Wenn es um andere Ordnungen geht, stellt sich aber die Frage, ob diese für Umwelt, Mensch und Gesellschaft weniger "Kosten" verursachen. In der Theorie womöglich, aber in der Praxis gab es das noch nicht. Stell dir vor, dir gehört ein Stück Wald, das 100 000€ wert ist. Nun komme ich und will meinen Giftmüll entsorgen. Du als gewinnorientierter Mensch wirst das nicht wollen. Dein Wald würde an Wert verlieren. Nun stell dir vor, das Stück Wald gehört niemandem bzw. allen? Ja, es kann dann auch Regeln geben, aber es fehlt dieses Urinteresse einer Person.

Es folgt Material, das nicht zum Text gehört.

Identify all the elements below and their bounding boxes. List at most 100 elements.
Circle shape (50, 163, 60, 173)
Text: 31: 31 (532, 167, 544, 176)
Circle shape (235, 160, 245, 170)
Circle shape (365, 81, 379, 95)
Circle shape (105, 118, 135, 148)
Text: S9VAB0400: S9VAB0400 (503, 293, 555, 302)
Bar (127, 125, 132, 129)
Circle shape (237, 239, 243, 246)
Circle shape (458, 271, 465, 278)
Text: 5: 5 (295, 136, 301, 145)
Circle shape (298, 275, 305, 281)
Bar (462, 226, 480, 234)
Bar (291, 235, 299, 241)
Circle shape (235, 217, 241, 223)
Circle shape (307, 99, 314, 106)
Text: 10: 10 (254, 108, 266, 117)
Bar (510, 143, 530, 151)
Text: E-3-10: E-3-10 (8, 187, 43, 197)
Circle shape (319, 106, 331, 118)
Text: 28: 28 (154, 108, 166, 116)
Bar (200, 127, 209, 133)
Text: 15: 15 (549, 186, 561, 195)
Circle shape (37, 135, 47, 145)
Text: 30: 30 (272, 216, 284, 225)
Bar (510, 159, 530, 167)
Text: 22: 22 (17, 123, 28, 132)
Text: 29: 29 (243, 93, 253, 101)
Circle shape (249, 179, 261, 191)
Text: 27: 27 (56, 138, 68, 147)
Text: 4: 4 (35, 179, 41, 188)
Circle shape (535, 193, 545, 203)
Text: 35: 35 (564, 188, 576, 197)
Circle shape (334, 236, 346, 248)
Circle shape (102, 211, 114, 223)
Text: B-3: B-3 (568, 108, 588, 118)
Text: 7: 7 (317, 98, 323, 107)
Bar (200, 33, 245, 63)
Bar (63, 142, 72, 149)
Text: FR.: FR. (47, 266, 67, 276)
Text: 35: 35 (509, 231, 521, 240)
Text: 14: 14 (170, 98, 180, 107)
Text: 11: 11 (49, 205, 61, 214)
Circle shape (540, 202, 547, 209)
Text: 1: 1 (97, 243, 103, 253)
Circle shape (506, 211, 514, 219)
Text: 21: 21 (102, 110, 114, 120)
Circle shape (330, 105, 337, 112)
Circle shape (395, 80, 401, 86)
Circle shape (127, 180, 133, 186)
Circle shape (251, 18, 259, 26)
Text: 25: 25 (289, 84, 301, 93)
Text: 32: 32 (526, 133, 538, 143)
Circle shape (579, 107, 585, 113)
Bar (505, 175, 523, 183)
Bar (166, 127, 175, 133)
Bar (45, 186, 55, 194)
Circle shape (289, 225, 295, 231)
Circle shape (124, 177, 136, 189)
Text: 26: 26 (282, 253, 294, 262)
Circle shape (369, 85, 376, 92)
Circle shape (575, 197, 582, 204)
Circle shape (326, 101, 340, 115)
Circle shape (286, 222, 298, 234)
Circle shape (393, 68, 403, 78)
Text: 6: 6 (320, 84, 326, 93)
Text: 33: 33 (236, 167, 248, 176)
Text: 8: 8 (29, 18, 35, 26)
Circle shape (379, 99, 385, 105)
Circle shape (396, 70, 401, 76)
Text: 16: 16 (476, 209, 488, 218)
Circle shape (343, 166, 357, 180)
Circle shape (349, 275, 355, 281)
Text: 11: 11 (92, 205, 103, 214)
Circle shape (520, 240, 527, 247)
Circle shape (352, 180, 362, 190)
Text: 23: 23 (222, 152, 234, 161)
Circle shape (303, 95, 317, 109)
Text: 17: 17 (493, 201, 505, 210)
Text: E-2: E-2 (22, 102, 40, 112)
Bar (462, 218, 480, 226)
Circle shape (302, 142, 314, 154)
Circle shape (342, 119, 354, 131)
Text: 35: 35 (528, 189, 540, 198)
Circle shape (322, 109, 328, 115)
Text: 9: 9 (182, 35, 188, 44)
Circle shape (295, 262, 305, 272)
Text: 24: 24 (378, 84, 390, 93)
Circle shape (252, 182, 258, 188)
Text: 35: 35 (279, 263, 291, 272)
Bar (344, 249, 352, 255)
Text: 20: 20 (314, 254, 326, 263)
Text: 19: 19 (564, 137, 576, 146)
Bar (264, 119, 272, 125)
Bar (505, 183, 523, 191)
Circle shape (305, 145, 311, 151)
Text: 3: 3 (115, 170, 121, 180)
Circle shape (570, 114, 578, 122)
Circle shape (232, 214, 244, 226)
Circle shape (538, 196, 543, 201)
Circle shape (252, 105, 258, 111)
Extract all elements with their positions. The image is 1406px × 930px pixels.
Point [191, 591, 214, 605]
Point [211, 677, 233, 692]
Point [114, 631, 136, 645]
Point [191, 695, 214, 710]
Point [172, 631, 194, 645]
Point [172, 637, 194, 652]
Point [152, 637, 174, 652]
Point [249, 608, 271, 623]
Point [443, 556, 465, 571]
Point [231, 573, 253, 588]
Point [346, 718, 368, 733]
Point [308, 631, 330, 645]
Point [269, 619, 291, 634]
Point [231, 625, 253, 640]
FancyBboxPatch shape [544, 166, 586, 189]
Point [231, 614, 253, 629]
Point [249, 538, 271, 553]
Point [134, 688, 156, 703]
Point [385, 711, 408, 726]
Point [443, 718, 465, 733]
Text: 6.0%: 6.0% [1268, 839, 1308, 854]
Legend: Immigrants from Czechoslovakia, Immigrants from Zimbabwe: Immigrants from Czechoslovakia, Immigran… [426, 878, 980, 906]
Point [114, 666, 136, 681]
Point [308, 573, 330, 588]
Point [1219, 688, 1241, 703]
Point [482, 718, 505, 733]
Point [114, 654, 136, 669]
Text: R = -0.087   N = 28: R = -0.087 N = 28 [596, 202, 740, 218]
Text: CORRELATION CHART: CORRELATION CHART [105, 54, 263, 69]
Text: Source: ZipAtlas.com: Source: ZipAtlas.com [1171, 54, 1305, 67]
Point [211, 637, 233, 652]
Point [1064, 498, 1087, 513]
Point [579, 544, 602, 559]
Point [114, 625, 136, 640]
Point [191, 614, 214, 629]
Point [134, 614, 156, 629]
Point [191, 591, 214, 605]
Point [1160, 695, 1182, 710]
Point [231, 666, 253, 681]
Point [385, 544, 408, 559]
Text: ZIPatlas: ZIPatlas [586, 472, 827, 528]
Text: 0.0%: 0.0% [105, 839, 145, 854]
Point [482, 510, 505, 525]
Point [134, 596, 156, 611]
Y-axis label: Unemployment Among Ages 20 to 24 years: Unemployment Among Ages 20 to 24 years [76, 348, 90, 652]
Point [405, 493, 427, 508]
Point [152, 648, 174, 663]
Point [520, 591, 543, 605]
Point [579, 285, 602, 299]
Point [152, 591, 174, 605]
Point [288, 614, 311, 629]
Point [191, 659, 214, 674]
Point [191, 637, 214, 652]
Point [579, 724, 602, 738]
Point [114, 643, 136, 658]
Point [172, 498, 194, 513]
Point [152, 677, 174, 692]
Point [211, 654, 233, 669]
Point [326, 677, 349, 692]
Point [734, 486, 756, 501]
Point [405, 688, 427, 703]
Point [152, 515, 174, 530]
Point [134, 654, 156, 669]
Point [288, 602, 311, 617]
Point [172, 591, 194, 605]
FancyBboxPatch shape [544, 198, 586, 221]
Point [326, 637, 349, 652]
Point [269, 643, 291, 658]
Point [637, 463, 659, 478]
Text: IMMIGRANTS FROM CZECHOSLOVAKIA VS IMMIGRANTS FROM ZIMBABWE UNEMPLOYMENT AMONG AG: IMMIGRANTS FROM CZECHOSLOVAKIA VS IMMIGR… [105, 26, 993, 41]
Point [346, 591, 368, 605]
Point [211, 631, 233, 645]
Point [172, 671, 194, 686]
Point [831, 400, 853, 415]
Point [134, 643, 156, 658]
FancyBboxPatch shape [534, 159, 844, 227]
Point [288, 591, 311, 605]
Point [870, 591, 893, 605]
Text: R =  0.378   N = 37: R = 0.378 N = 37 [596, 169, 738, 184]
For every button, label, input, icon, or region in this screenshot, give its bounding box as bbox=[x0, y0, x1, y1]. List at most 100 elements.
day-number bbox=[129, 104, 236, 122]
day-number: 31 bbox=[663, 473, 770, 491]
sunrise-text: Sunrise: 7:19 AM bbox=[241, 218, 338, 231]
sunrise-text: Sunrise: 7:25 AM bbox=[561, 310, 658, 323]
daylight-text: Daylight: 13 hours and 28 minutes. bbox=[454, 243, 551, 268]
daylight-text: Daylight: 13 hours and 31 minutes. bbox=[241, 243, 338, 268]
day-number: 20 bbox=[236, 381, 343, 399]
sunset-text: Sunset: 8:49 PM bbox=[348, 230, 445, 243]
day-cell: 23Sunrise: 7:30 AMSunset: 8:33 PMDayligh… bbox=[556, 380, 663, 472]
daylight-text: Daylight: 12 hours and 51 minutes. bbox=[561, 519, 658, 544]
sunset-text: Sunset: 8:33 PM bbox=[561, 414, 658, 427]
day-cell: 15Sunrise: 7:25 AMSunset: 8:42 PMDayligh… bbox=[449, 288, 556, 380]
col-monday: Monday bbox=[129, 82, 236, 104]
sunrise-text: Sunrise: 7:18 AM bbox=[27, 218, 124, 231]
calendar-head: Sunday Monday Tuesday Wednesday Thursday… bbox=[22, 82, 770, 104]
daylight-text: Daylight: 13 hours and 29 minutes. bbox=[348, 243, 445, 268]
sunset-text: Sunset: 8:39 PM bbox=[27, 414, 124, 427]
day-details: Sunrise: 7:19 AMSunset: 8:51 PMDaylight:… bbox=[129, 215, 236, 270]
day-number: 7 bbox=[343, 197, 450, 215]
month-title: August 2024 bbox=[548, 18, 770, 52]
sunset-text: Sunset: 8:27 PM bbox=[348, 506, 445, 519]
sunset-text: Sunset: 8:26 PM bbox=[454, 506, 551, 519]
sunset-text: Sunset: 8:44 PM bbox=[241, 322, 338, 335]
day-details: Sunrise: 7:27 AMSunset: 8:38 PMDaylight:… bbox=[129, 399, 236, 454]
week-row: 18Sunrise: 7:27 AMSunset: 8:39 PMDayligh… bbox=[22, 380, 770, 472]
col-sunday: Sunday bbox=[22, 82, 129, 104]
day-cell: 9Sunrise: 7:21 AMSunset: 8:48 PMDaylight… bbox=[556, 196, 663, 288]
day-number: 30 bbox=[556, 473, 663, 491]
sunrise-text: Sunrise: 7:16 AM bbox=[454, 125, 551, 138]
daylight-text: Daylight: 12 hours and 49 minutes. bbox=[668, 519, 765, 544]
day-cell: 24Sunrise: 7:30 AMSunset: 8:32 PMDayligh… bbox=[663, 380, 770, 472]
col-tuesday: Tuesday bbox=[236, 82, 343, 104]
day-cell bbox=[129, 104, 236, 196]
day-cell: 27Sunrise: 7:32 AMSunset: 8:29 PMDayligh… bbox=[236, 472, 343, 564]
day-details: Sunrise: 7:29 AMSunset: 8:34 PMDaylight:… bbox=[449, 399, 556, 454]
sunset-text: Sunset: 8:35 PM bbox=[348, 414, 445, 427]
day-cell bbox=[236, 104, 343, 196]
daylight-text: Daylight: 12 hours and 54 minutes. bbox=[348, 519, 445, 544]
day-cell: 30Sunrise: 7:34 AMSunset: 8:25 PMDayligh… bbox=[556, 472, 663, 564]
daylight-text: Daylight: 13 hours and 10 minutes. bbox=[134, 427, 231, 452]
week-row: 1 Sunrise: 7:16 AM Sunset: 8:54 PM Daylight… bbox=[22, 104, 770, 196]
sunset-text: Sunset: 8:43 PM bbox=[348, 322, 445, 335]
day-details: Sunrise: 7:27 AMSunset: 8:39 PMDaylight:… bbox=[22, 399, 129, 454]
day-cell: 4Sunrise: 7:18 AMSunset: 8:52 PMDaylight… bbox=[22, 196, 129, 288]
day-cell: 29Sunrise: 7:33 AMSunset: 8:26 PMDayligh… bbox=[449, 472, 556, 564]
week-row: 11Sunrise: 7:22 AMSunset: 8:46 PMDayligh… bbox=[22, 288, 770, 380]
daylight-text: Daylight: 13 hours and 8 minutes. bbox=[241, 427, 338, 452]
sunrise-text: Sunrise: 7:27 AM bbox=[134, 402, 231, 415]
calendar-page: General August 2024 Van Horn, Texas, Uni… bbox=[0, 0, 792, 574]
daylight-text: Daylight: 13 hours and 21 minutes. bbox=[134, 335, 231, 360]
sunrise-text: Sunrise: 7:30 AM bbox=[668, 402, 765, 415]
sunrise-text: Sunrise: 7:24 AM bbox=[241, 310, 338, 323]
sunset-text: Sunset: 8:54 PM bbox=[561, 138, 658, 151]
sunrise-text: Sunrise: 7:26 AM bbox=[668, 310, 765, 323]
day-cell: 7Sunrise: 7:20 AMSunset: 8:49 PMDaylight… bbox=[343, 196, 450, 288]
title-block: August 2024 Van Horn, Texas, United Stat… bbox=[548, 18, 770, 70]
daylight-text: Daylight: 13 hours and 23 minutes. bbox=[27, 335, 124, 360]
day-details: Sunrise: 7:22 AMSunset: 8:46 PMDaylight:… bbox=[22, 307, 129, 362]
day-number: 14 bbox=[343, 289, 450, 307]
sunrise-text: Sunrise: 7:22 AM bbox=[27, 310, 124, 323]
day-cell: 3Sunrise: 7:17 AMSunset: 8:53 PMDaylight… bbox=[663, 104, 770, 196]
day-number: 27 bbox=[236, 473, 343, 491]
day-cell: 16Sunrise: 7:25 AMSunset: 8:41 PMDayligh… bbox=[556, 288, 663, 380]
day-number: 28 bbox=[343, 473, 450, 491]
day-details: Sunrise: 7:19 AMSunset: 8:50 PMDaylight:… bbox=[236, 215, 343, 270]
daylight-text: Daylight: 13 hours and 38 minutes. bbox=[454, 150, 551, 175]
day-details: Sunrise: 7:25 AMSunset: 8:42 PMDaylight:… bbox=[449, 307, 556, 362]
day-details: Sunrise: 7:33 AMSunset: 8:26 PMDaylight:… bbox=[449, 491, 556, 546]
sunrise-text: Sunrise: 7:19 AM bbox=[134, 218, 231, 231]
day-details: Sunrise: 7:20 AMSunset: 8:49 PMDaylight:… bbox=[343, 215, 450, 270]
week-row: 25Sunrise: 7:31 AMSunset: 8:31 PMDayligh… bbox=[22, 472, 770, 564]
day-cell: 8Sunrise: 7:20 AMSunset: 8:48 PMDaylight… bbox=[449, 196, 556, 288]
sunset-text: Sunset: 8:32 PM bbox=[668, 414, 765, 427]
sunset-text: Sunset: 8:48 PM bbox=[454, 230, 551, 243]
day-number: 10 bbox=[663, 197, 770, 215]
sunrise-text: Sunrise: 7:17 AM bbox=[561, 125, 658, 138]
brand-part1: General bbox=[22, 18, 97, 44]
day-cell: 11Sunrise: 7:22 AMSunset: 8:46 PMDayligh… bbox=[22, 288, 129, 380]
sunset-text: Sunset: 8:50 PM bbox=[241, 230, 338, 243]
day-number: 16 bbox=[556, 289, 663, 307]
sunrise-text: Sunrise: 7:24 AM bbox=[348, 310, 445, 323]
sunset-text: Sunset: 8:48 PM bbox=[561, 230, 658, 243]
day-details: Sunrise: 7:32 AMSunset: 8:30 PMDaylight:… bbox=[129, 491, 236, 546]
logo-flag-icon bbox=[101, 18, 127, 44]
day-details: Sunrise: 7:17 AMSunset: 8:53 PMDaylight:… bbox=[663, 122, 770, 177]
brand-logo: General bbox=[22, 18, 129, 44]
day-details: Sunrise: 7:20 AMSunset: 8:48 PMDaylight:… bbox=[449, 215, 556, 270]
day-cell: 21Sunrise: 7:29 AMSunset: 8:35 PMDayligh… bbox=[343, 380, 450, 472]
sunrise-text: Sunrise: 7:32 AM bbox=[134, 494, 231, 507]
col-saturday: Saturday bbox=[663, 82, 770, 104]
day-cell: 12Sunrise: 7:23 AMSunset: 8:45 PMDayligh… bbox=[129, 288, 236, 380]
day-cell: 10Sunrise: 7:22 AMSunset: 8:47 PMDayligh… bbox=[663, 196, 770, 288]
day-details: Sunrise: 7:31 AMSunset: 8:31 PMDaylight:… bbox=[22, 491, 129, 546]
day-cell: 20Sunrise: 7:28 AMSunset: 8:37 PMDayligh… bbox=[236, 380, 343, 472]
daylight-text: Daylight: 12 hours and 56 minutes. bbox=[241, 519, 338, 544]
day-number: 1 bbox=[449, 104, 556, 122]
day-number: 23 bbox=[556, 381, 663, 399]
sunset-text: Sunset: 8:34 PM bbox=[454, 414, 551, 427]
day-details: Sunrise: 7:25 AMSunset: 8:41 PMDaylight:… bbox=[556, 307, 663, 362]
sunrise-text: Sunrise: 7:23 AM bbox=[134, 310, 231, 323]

Für Friedman ist der Wohlfahrtsstaat ein Betrug an den Leuten, die noch arbeiten und Steuern zahlen. Hierzu zeigte er die Methoden auf, in welcher Art und Weise Geld ausgegeben wird:
eigenes Geld für sich selbst ausgeben, zum Beispiel beim Einkaufen im Schuhladen
eigenes Geld für andere ausgeben, was vor allem zu Weihnachten geschieht
anderer Leute Geld für sich selbst ausgeben, indem man auf Kosten der Firma speist oder mit dem Taxi fährt
anderer Leute Geld für andere ausgeben, was vornehmlich der Wohlfahrtsstaat macht
Friedman Wikipedia
Der Anreiz, etwas zu tun, ist nicht der einzige Punkt, die den Kaptialismus überlegen macht. Der andere sind Marktpreise, die dazu dienen, herauszufinden, welcher Produktionsweg effizienter ist.
Mein Beispiel:
Äpfel. Was ist besser? Mehr Äpfel in Deutschland anbauen und in Kühlhäusern konservieren, um sie im Spätfrühlung verkaufen zu können, oder Anbau in Neuseeland und per Schiff nach Deutschland? Bedenke: Knappheit von Platz, Personal(man benötigt andere Kräfte), Technologie(Kühltechnik vs. Erntetechnik?), usw. Der lange Transport des Schiffs kostet auch Aufwand. Aber vielleicht ist eh etwas nach Neuseeland transportiert worden und das Schiff würde ansonsten leer zurück fahren?
Bei Marktpreisen ist es relativ(!) einfach. Über Weg 1 kostet das Kilo dann 5€ im Laden und über Weg 2 3€. Einfache Sache. Aber nicht perfekt. Wie du dir schon denken kannst, gibt es externe Kosten zB. die Abgase in die Luft. Idealerweise müsste die Verursacher auch dafür aufkommen, aber ist ganz schwierig. Über Steuern versucht man sich heranzutasten (zB. Spritsteuer).
Vielleicht kämen auch Preise heraus, die so hoch sind, dass der Verbraucher im Spätfrühling doch keine Äpfel will und lieber etwas anderes? Gut möglich. Es ist nicht perfekt, aber eine relativ gute Heuristik.
Jetzt stell dir eine Welt ohne Marktpreise vor. Wie wilst du entscheiden? Man hat ja gar keinen Anhaltspunkt. Der Osten konnte sich damals ja noch am Westen orientieren, was die so machen. Aber sonst? Puh.
Vor dem Problem steht übrigens auch der Staat. Investitionen in Infrastruktur zahlen sich aus. Klar? Also 5Mrd. zusätzlich reinpumpen? Warum nicht 50Mrd.? Oder 500Mrd.? Warum arbeitet nicht jeder zweite bei der Verbesserung der Infrastruktur? Oder nur jeder 20te? Oder jeder 200ste?
Ein freier Mensch muß es ertragen können, daß seine Mitmenschen anders handeln und anders leben, als er es für richtig hält, und muß sich abgewöhnen, sobald ihm etwas nicht gefällt, nach der Polizei zu rufen.